Venezuela : arrestation de trois généraux soupçonnés de conspiration

 

L’équipe du site

Trois généraux vénézuéliens soupçonnés d'avoir voulu "se soulever contre le gouvernement" ont été arrêtés, a annoncé mardi le président Nicolas Maduro, soumis à plus de six semaines de contestation dans la rue.


"Nous avons arrêté trois généraux de l'armée de l'Air qui faisaient l'objet d'une enquête (...) Trois généraux qui prétendaient se soulever contre un gouvernement légitimement constitué", a déclaré M. Maduro lors d'une réunion des ministres des Affaires étrangères de l'Union des nations sud-américaine (Unasur), à Caracas.


Ces militaires "ont des liens directs avec certains secteurs de l'opposition", a poursuivi le président socialiste.


Les trois hommes ont déjà été présentés devant un tribunal militaire, selon le président qui a ajouté que "la tentative de coup d'Etat" avait été découverte grâce "à la conscience d'officiers" venus "dénoncer un appel" à prendre les armes.
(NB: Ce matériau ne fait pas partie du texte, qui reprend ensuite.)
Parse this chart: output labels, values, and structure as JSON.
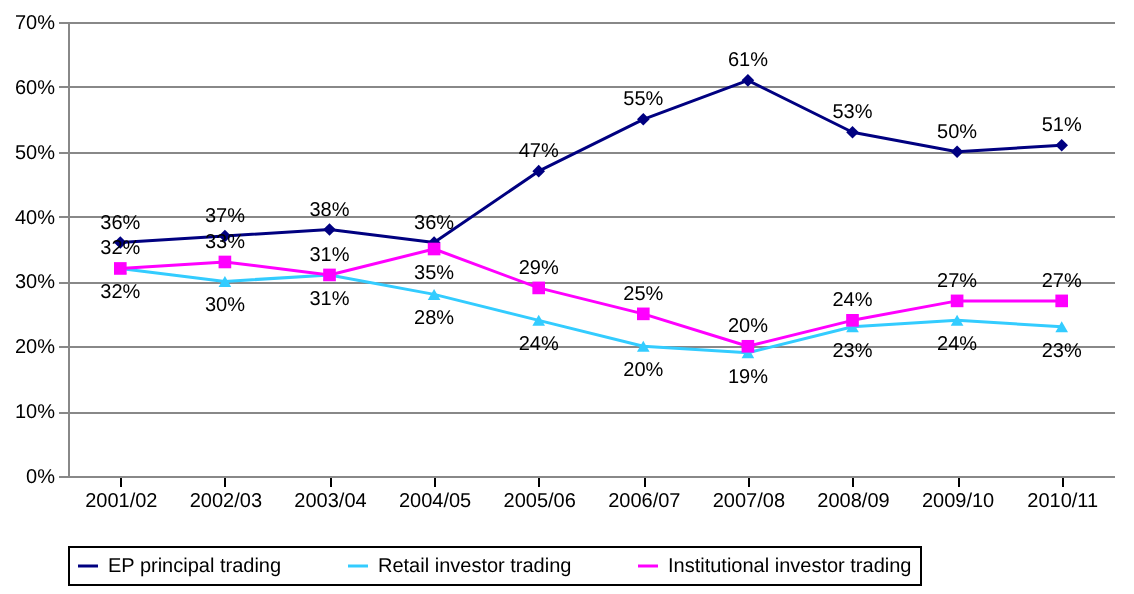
{
  "chart_data": {
    "type": "line",
    "categories": [
      "2001/02",
      "2002/03",
      "2003/04",
      "2004/05",
      "2005/06",
      "2006/07",
      "2007/08",
      "2008/09",
      "2009/10",
      "2010/11"
    ],
    "series": [
      {
        "name": "EP principal trading",
        "color": "#000080",
        "marker": "diamond",
        "values": [
          36,
          37,
          38,
          36,
          47,
          55,
          61,
          53,
          50,
          51
        ],
        "value_labels": [
          "36%",
          "37%",
          "38%",
          "36%",
          "47%",
          "55%",
          "61%",
          "53%",
          "50%",
          "51%"
        ]
      },
      {
        "name": "Retail investor trading",
        "color": "#33ccff",
        "marker": "triangle",
        "values": [
          32,
          30,
          31,
          28,
          24,
          20,
          19,
          23,
          24,
          23
        ],
        "value_labels": [
          "32%",
          "30%",
          "31%",
          "28%",
          "24%",
          "20%",
          "19%",
          "23%",
          "24%",
          "23%"
        ]
      },
      {
        "name": "Institutional investor trading",
        "color": "#ff00ff",
        "marker": "square",
        "values": [
          32,
          33,
          31,
          35,
          29,
          25,
          20,
          24,
          27,
          27
        ],
        "value_labels": [
          "32%",
          "33%",
          "31%",
          "35%",
          "29%",
          "25%",
          "20%",
          "24%",
          "27%",
          "27%"
        ]
      }
    ],
    "ylim": [
      0,
      70
    ],
    "yticks": [
      {
        "value": 0,
        "label": "0%"
      },
      {
        "value": 10,
        "label": "10%"
      },
      {
        "value": 20,
        "label": "20%"
      },
      {
        "value": 30,
        "label": "30%"
      },
      {
        "value": 40,
        "label": "40%"
      },
      {
        "value": 50,
        "label": "50%"
      },
      {
        "value": 60,
        "label": "60%"
      },
      {
        "value": 70,
        "label": "70%"
      }
    ],
    "grid": "y",
    "legend": "bottom"
  }
}
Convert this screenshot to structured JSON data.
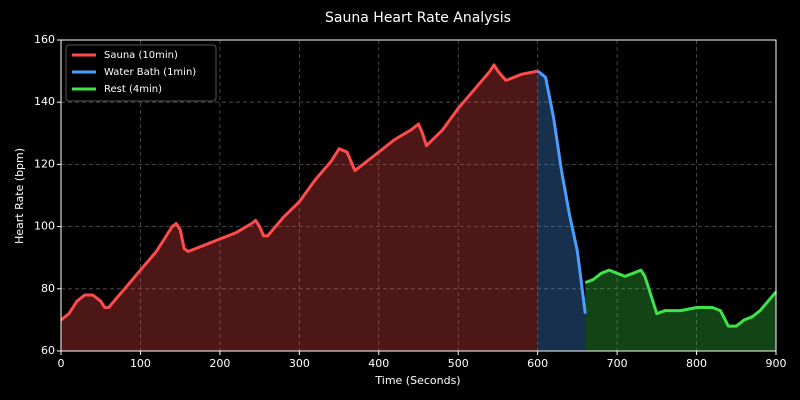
{
  "chart_data": {
    "type": "line",
    "title": "Sauna Heart Rate Analysis",
    "xlabel": "Time (Seconds)",
    "ylabel": "Heart Rate (bpm)",
    "xlim": [
      0,
      900
    ],
    "xticks": [
      0,
      100,
      200,
      300,
      400,
      500,
      600,
      700,
      800,
      900
    ],
    "ylim": [
      60,
      160
    ],
    "yticks": [
      60,
      80,
      100,
      120,
      140,
      160
    ],
    "grid": true,
    "legend": "upper left",
    "fill": true,
    "series": [
      {
        "name": "Sauna (10min)",
        "color": "#ff4b4b",
        "x": [
          0,
          10,
          20,
          30,
          40,
          50,
          55,
          60,
          70,
          80,
          90,
          100,
          110,
          120,
          130,
          140,
          145,
          150,
          155,
          160,
          170,
          180,
          200,
          220,
          240,
          245,
          250,
          255,
          260,
          270,
          280,
          300,
          320,
          340,
          350,
          360,
          370,
          380,
          400,
          420,
          440,
          450,
          455,
          460,
          480,
          500,
          520,
          540,
          545,
          550,
          560,
          580,
          600
        ],
        "values": [
          70,
          72,
          76,
          78,
          78,
          76,
          74,
          74,
          77,
          80,
          83,
          86,
          89,
          92,
          96,
          100,
          101,
          99,
          93,
          92,
          93,
          94,
          96,
          98,
          101,
          102,
          100,
          97,
          97,
          100,
          103,
          108,
          115,
          121,
          125,
          124,
          118,
          120,
          124,
          128,
          131,
          133,
          130,
          126,
          131,
          138,
          144,
          150,
          152,
          150,
          147,
          149,
          150
        ]
      },
      {
        "name": "Water Bath (1min)",
        "color": "#4a9eff",
        "x": [
          600,
          610,
          620,
          630,
          640,
          650,
          660
        ],
        "values": [
          150,
          148,
          135,
          118,
          104,
          92,
          72
        ]
      },
      {
        "name": "Rest (4min)",
        "color": "#3ee24a",
        "x": [
          660,
          670,
          680,
          690,
          700,
          710,
          720,
          730,
          735,
          740,
          750,
          760,
          780,
          800,
          820,
          830,
          840,
          850,
          860,
          870,
          880,
          890,
          900
        ],
        "values": [
          82,
          83,
          85,
          86,
          85,
          84,
          85,
          86,
          84,
          80,
          72,
          73,
          73,
          74,
          74,
          73,
          68,
          68,
          70,
          71,
          73,
          76,
          79
        ]
      }
    ]
  }
}
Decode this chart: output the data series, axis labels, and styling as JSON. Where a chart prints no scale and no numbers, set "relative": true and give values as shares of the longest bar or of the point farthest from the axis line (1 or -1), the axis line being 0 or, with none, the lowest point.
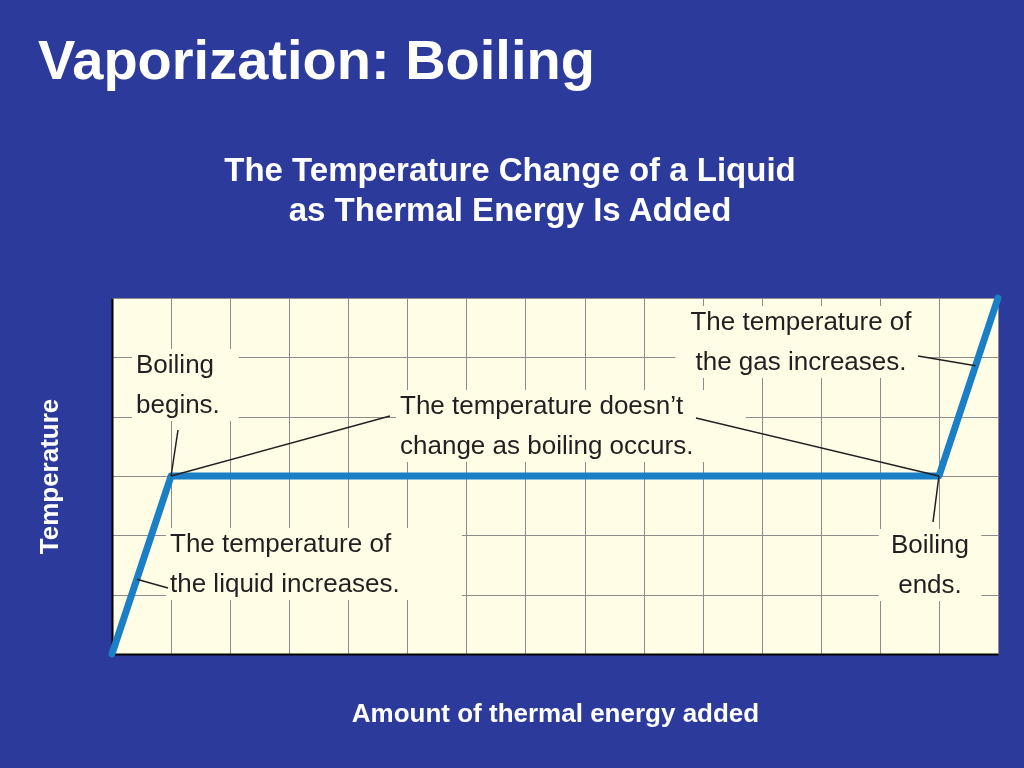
{
  "chart_data": {
    "type": "line",
    "title": "Vaporization: Boiling",
    "subtitle": "The Temperature Change of a Liquid as Thermal Energy Is Added",
    "xlabel": "Amount of thermal energy added",
    "ylabel": "Temperature",
    "categories": [
      null,
      null,
      null,
      null,
      null,
      null,
      null,
      null,
      null,
      null,
      null,
      null,
      null,
      null,
      null,
      null
    ],
    "values": [
      0,
      0.5,
      0.5,
      0.5,
      0.5,
      0.5,
      0.5,
      0.5,
      0.5,
      0.5,
      0.5,
      0.5,
      0.5,
      0.5,
      0.5,
      1
    ],
    "color": "#1b7fc6",
    "relative": true,
    "grid": true,
    "line_style": "solid",
    "annotations": [
      "The temperature of the gas increases.",
      {
        "text": "Boiling begins.",
        "y": 0.5
      },
      {
        "text": "The temperature doesn’t change as boiling occurs.",
        "y": 0.5
      },
      "The temperature of the liquid increases.",
      {
        "text": "Boiling ends.",
        "y": 0.5
      }
    ]
  }
}
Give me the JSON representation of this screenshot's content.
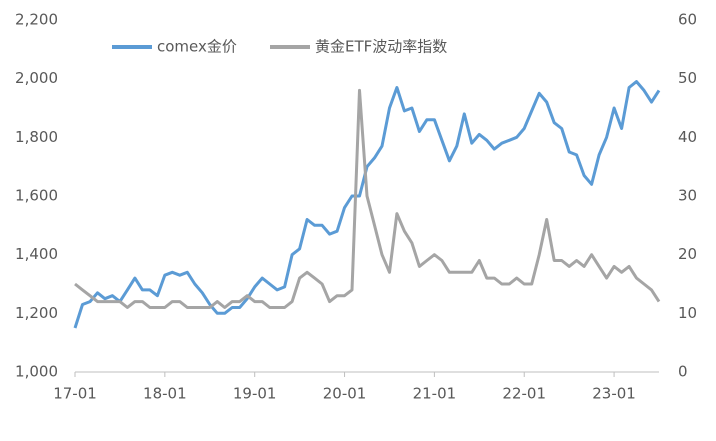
{
  "chart_data": {
    "type": "line",
    "categories": [
      "17-01",
      null,
      null,
      null,
      null,
      null,
      null,
      null,
      null,
      null,
      null,
      null,
      "18-01",
      null,
      null,
      null,
      null,
      null,
      null,
      null,
      null,
      null,
      null,
      null,
      "19-01",
      null,
      null,
      null,
      null,
      null,
      null,
      null,
      null,
      null,
      null,
      null,
      "20-01",
      null,
      null,
      null,
      null,
      null,
      null,
      null,
      null,
      null,
      null,
      null,
      "21-01",
      null,
      null,
      null,
      null,
      null,
      null,
      null,
      null,
      null,
      null,
      null,
      "22-01",
      null,
      null,
      null,
      null,
      null,
      null,
      null,
      null,
      null,
      null,
      null,
      "23-01",
      null,
      null,
      null,
      null,
      null,
      null
    ],
    "series": [
      {
        "name": "comex金价",
        "color": "#5b9bd5",
        "axis": "y",
        "values": [
          1150,
          1230,
          1240,
          1270,
          1250,
          1260,
          1240,
          1280,
          1320,
          1280,
          1280,
          1260,
          1330,
          1340,
          1330,
          1340,
          1300,
          1270,
          1230,
          1200,
          1200,
          1220,
          1220,
          1250,
          1290,
          1320,
          1300,
          1280,
          1290,
          1400,
          1420,
          1520,
          1500,
          1500,
          1470,
          1480,
          1560,
          1600,
          1600,
          1700,
          1730,
          1770,
          1900,
          1970,
          1890,
          1900,
          1820,
          1860,
          1860,
          1790,
          1720,
          1770,
          1880,
          1780,
          1810,
          1790,
          1760,
          1780,
          1790,
          1800,
          1830,
          1890,
          1950,
          1920,
          1850,
          1830,
          1750,
          1740,
          1670,
          1640,
          1740,
          1800,
          1900,
          1830,
          1970,
          1990,
          1960,
          1920,
          1960
        ]
      },
      {
        "name": "黄金ETF波动率指数",
        "color": "#a5a5a5",
        "axis": "y2",
        "values": [
          15,
          14,
          13,
          12,
          12,
          12,
          12,
          11,
          12,
          12,
          11,
          11,
          11,
          12,
          12,
          11,
          11,
          11,
          11,
          12,
          11,
          12,
          12,
          13,
          12,
          12,
          11,
          11,
          11,
          12,
          16,
          17,
          16,
          15,
          12,
          13,
          13,
          14,
          48,
          30,
          25,
          20,
          17,
          27,
          24,
          22,
          18,
          19,
          20,
          19,
          17,
          17,
          17,
          17,
          19,
          16,
          16,
          15,
          15,
          16,
          15,
          15,
          20,
          26,
          19,
          19,
          18,
          19,
          18,
          20,
          18,
          16,
          18,
          17,
          18,
          16,
          15,
          14,
          12
        ]
      }
    ],
    "ylim": [
      1000,
      2200
    ],
    "yticks": [
      {
        "value": 1000,
        "label": "1,000"
      },
      {
        "value": 1200,
        "label": "1,200"
      },
      {
        "value": 1400,
        "label": "1,400"
      },
      {
        "value": 1600,
        "label": "1,600"
      },
      {
        "value": 1800,
        "label": "1,800"
      },
      {
        "value": 2000,
        "label": "2,000"
      },
      {
        "value": 2200,
        "label": "2,200"
      }
    ],
    "y2lim": [
      0,
      60
    ],
    "y2ticks": [
      0,
      10,
      20,
      30,
      40,
      50,
      60
    ],
    "legend": "top"
  }
}
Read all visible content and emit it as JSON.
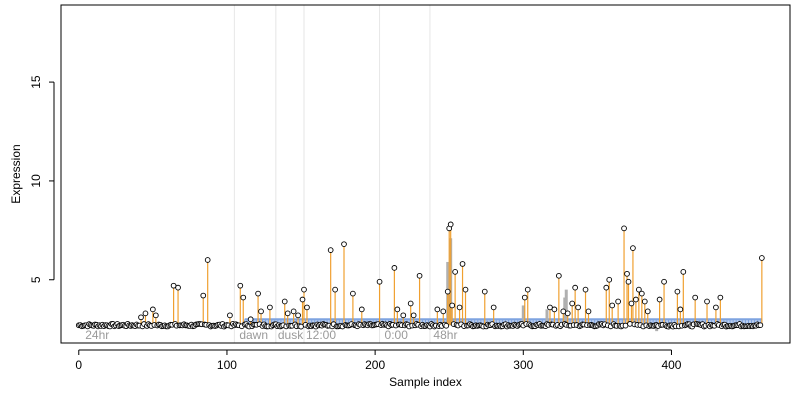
{
  "chart_data": {
    "type": "scatter",
    "xlabel": "Sample index",
    "ylabel": "Expression",
    "xlim": [
      -12,
      480
    ],
    "ylim": [
      1.8,
      18.9
    ],
    "xticks": [
      0,
      100,
      200,
      300,
      400
    ],
    "yticks": [
      5,
      10,
      15
    ],
    "grid": false,
    "baseline": 2.7,
    "background_step_value": 3.0,
    "background_step_start": 112,
    "region_dividers": [
      105,
      133,
      152,
      203,
      237
    ],
    "region_labels": [
      {
        "x": 3,
        "label": "24hr"
      },
      {
        "x": 107,
        "label": "dawn"
      },
      {
        "x": 133,
        "label": "dusk"
      },
      {
        "x": 152,
        "label": "12:00"
      },
      {
        "x": 205,
        "label": "0:00"
      },
      {
        "x": 238,
        "label": "48hr"
      }
    ],
    "peaks": [
      {
        "x": 42,
        "y": 3.1
      },
      {
        "x": 45,
        "y": 3.3
      },
      {
        "x": 50,
        "y": 3.5
      },
      {
        "x": 52,
        "y": 3.2
      },
      {
        "x": 64,
        "y": 4.7
      },
      {
        "x": 67,
        "y": 4.6
      },
      {
        "x": 84,
        "y": 4.2
      },
      {
        "x": 87,
        "y": 6.0
      },
      {
        "x": 102,
        "y": 3.2
      },
      {
        "x": 109,
        "y": 4.7
      },
      {
        "x": 111,
        "y": 4.1
      },
      {
        "x": 116,
        "y": 3.0
      },
      {
        "x": 121,
        "y": 4.3
      },
      {
        "x": 123,
        "y": 3.4
      },
      {
        "x": 129,
        "y": 3.6
      },
      {
        "x": 139,
        "y": 3.9
      },
      {
        "x": 141,
        "y": 3.3
      },
      {
        "x": 145,
        "y": 3.4
      },
      {
        "x": 148,
        "y": 3.2
      },
      {
        "x": 151,
        "y": 4.0
      },
      {
        "x": 152,
        "y": 4.5
      },
      {
        "x": 154,
        "y": 3.6
      },
      {
        "x": 170,
        "y": 6.5
      },
      {
        "x": 173,
        "y": 4.5
      },
      {
        "x": 179,
        "y": 6.8
      },
      {
        "x": 185,
        "y": 4.3
      },
      {
        "x": 191,
        "y": 3.5
      },
      {
        "x": 203,
        "y": 4.9
      },
      {
        "x": 213,
        "y": 5.6
      },
      {
        "x": 215,
        "y": 3.5
      },
      {
        "x": 219,
        "y": 3.2
      },
      {
        "x": 224,
        "y": 3.8
      },
      {
        "x": 226,
        "y": 3.2
      },
      {
        "x": 230,
        "y": 5.2
      },
      {
        "x": 242,
        "y": 3.5
      },
      {
        "x": 246,
        "y": 3.4
      },
      {
        "x": 249,
        "y": 4.4
      },
      {
        "x": 250,
        "y": 7.6
      },
      {
        "x": 251,
        "y": 7.8
      },
      {
        "x": 252,
        "y": 3.7
      },
      {
        "x": 254,
        "y": 5.4
      },
      {
        "x": 257,
        "y": 3.6
      },
      {
        "x": 259,
        "y": 5.8
      },
      {
        "x": 261,
        "y": 4.5
      },
      {
        "x": 274,
        "y": 4.4
      },
      {
        "x": 280,
        "y": 3.6
      },
      {
        "x": 301,
        "y": 4.1
      },
      {
        "x": 303,
        "y": 4.5
      },
      {
        "x": 318,
        "y": 3.6
      },
      {
        "x": 321,
        "y": 3.5
      },
      {
        "x": 324,
        "y": 5.2
      },
      {
        "x": 327,
        "y": 3.4
      },
      {
        "x": 330,
        "y": 3.3
      },
      {
        "x": 333,
        "y": 3.8
      },
      {
        "x": 335,
        "y": 4.6
      },
      {
        "x": 337,
        "y": 3.6
      },
      {
        "x": 342,
        "y": 4.5
      },
      {
        "x": 344,
        "y": 3.4
      },
      {
        "x": 356,
        "y": 4.6
      },
      {
        "x": 358,
        "y": 5.0
      },
      {
        "x": 360,
        "y": 3.7
      },
      {
        "x": 364,
        "y": 3.9
      },
      {
        "x": 368,
        "y": 7.6
      },
      {
        "x": 370,
        "y": 5.3
      },
      {
        "x": 371,
        "y": 4.9
      },
      {
        "x": 373,
        "y": 3.8
      },
      {
        "x": 374,
        "y": 6.6
      },
      {
        "x": 376,
        "y": 4.0
      },
      {
        "x": 378,
        "y": 4.5
      },
      {
        "x": 380,
        "y": 4.3
      },
      {
        "x": 382,
        "y": 3.9
      },
      {
        "x": 384,
        "y": 3.4
      },
      {
        "x": 392,
        "y": 4.0
      },
      {
        "x": 395,
        "y": 4.9
      },
      {
        "x": 404,
        "y": 4.4
      },
      {
        "x": 406,
        "y": 3.5
      },
      {
        "x": 408,
        "y": 5.4
      },
      {
        "x": 416,
        "y": 4.1
      },
      {
        "x": 424,
        "y": 3.9
      },
      {
        "x": 430,
        "y": 3.6
      },
      {
        "x": 433,
        "y": 4.1
      },
      {
        "x": 461,
        "y": 6.1
      }
    ],
    "gray_bumps": [
      {
        "x": 249,
        "y": 5.9
      },
      {
        "x": 251,
        "y": 7.1
      },
      {
        "x": 300,
        "y": 3.7
      },
      {
        "x": 316,
        "y": 3.5
      },
      {
        "x": 328,
        "y": 4.1
      },
      {
        "x": 329,
        "y": 4.5
      },
      {
        "x": 390,
        "y": 2.4
      }
    ]
  },
  "colors": {
    "peak_stem": "#f0a030",
    "background_step": "#7ea3e0",
    "gray_series": "#b0b0b0",
    "divider": "#e6e6e6",
    "region_label": "#9a9a9a",
    "point_fill": "#ffffff",
    "point_stroke": "#000000"
  }
}
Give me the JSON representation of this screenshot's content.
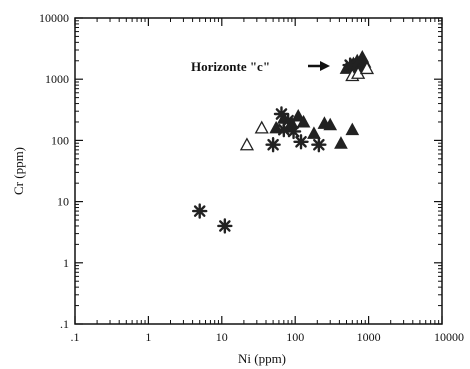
{
  "chart_data": {
    "type": "scatter",
    "title": "",
    "xlabel": "Ni (ppm)",
    "ylabel": "Cr (ppm)",
    "xscale": "log",
    "yscale": "log",
    "xlim": [
      0.1,
      10000
    ],
    "ylim": [
      0.1,
      10000
    ],
    "x_ticks": [
      0.1,
      1,
      10,
      100,
      1000,
      10000
    ],
    "x_tick_labels": [
      ".1",
      "1",
      "10",
      "100",
      "1000",
      "10000"
    ],
    "y_ticks": [
      0.1,
      1,
      10,
      100,
      1000,
      10000
    ],
    "y_tick_labels": [
      ".1",
      "1",
      "10",
      "100",
      "1000",
      "10000"
    ],
    "grid": false,
    "legend": "none",
    "annotation": {
      "text": "Horizonte \"c\"",
      "arrow": "right",
      "points_to": [
        550,
        1500
      ]
    },
    "series": [
      {
        "marker": "filled-triangle",
        "color": "#222222",
        "points": [
          [
            55,
            160
          ],
          [
            70,
            230
          ],
          [
            90,
            190
          ],
          [
            110,
            250
          ],
          [
            130,
            200
          ],
          [
            180,
            130
          ],
          [
            250,
            190
          ],
          [
            300,
            180
          ],
          [
            420,
            90
          ],
          [
            600,
            150
          ],
          [
            500,
            1500
          ],
          [
            580,
            1700
          ],
          [
            620,
            1800
          ],
          [
            650,
            1700
          ],
          [
            700,
            2000
          ],
          [
            760,
            1600
          ],
          [
            820,
            2300
          ],
          [
            880,
            1900
          ]
        ]
      },
      {
        "marker": "open-triangle",
        "color": "#222222",
        "points": [
          [
            22,
            85
          ],
          [
            35,
            160
          ],
          [
            600,
            1150
          ],
          [
            720,
            1250
          ],
          [
            950,
            1500
          ]
        ]
      },
      {
        "marker": "asterisk",
        "color": "#222222",
        "points": [
          [
            5,
            7
          ],
          [
            11,
            4
          ],
          [
            50,
            85
          ],
          [
            65,
            270
          ],
          [
            70,
            150
          ],
          [
            80,
            210
          ],
          [
            95,
            140
          ],
          [
            120,
            95
          ],
          [
            210,
            85
          ],
          [
            560,
            1700
          ]
        ]
      }
    ]
  }
}
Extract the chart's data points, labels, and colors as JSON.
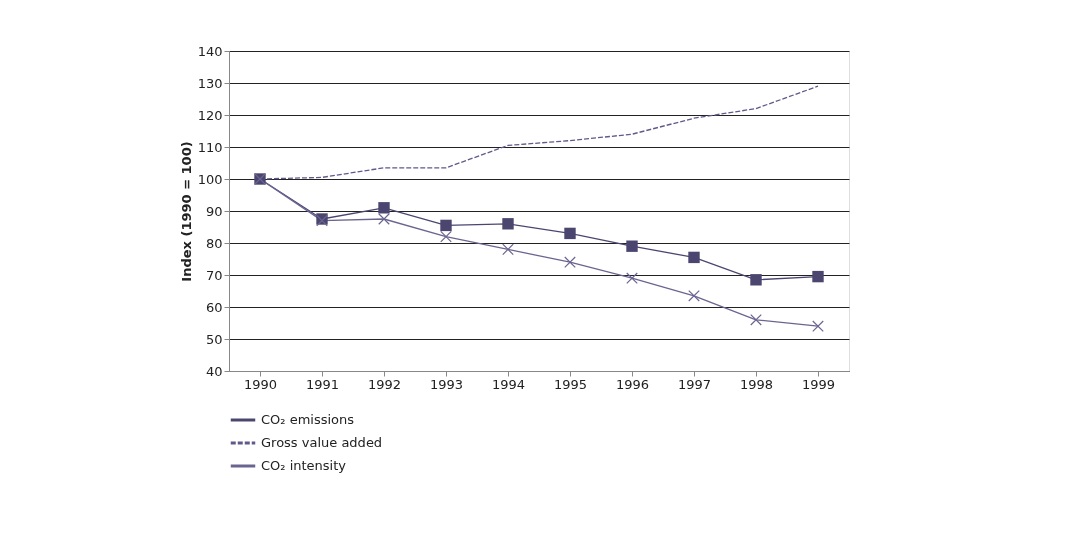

"Ce groupe arrêté a des liens directs avec des secteurs de l'opposition et disait que cette semaine serait la semaine décisive (...) C'est une guerre psychologique", a dénoncé le successeur contesté du charismatique Hugo Chavez, décédé en mars 2013.


M. Maduro s'exprimait devant les ministres de l'Unasur réunis pour tenter d'instaurer un dialogue entre le pouvoir et le reste de la société vénézuélienne afin d'en terminer avec les troubles fomentés par des groupes soutenus par les Etats-Unis.